Optomec, a specialist in production solutions for Metal Additive Manufacturing and 3D Printed Electronics, has added 7000 series Aluminum to its growing list of qualified alloys for use in its LENS 3D DED metal printers.
Manufacturers in many industrial and aerospace segments demand 7000 series aluminum for 3D Metal Additive Manufacturing, as it possesses the highest strength of all the aluminum series alloys and is commonly used in high-stress parts such as aircraft landing gear components.
This new alloy capability is enabled by Optomec’s latest laser optics solution–now standard in all of its LENS 3D metal printers–that allows the size and profile of the laser-heated region to be remotely adjusted for a particular alloy. This is a first in the industry.
Developing qualified process parameters relies on expertise and resources that Optomec uniquely possesses. Optomec has 20 years as the market leader in delivering LENS-DED printer solutions during which it has generated 100s of man-years of internal process knowledge related to real-world applications. Further, with more than 200 LENS-DED machines installed across leading manufacturers, governments, and universities, Optomec benefits from 1,000s of man-years of user experience to draw from.

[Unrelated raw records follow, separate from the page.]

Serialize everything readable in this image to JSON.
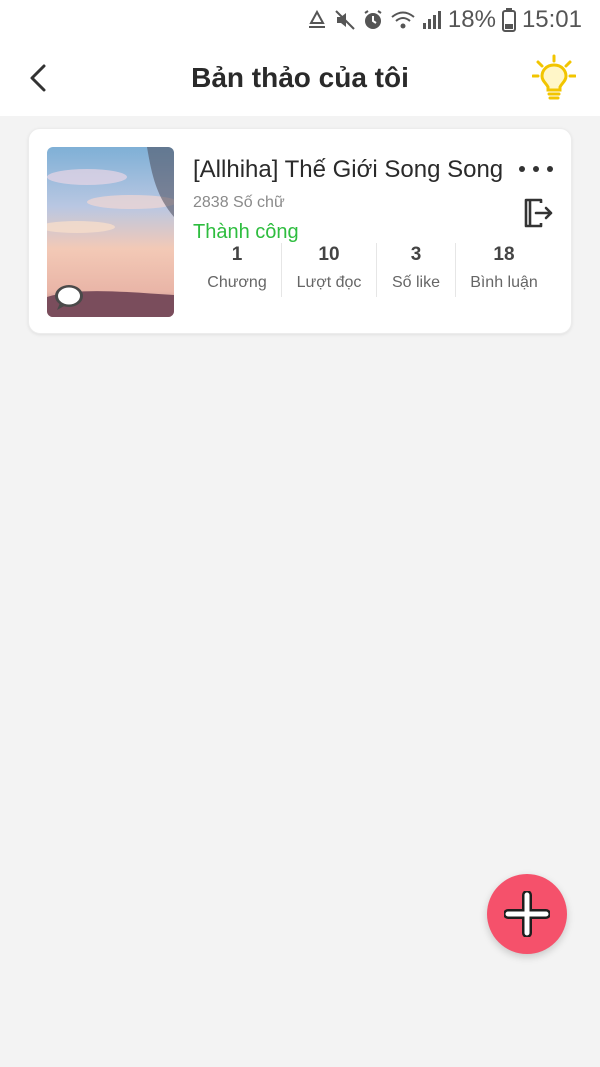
{
  "status_bar": {
    "battery": "18%",
    "time": "15:01",
    "icons": [
      "recycle-icon",
      "mute-icon",
      "alarm-icon",
      "wifi-icon",
      "signal-icon",
      "battery-icon"
    ]
  },
  "header": {
    "title": "Bản thảo của tôi",
    "back_icon": "back-arrow-icon",
    "idea_icon": "lightbulb-icon"
  },
  "colors": {
    "accent_yellow": "#f2c500",
    "success_green": "#2ebd3f",
    "fab_red": "#f5516b",
    "background": "#f3f3f3"
  },
  "draft": {
    "title": "[Allhiha] Thế Giới Song Song",
    "word_count": "2838 Số chữ",
    "status": "Thành công",
    "stats": [
      {
        "value": "1",
        "label": "Chương"
      },
      {
        "value": "10",
        "label": "Lượt đọc"
      },
      {
        "value": "3",
        "label": "Số like"
      },
      {
        "value": "18",
        "label": "Bình luận"
      }
    ],
    "more_icon": "more-dots-icon",
    "export_icon": "export-icon"
  },
  "fab": {
    "icon": "plus-icon"
  }
}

Different metals and alloys require different sets of process parameters, referred to as “process recipes.” Depending on the alloy, it can take months of experimentation to optimize a recipe for a new alloy, including powder screening, process development and tuning, samples production, mechanical testing, metallurgical analysis, etc. To save its customers time and development cost, Optomec offers qualified Process Recipes for a wide range of common alloys including basic steels; titanium; inconel and other superalloys; corrosion-resistant alloys; wear coatings; thermal barrier coatings; thermal-conduction alloys such as copper; and now Aluminum alloys, including 7000 series. Recipes are available for a range of print scenarios, including thin-walled, high-resolution and bulk deposit versions as “starter recipes,” or it can develop part-specific production recipes for specific end-user geometries upon request. Further, Optomec is developing “Print Libraries” that include print geometry for specific common LENS applications, such as turbine blade repair.
“We can develop new material recipes much faster now,” said Lucas Brewer, head of Optomec’s Applications Engineering Group in Albuquerque, “Our new deposition head technology is really the key to getting the DED process to print these new alloys in a repeatable way for our production customers. It’s opened up a ton of new applications for Metal Additive Manufacturing.”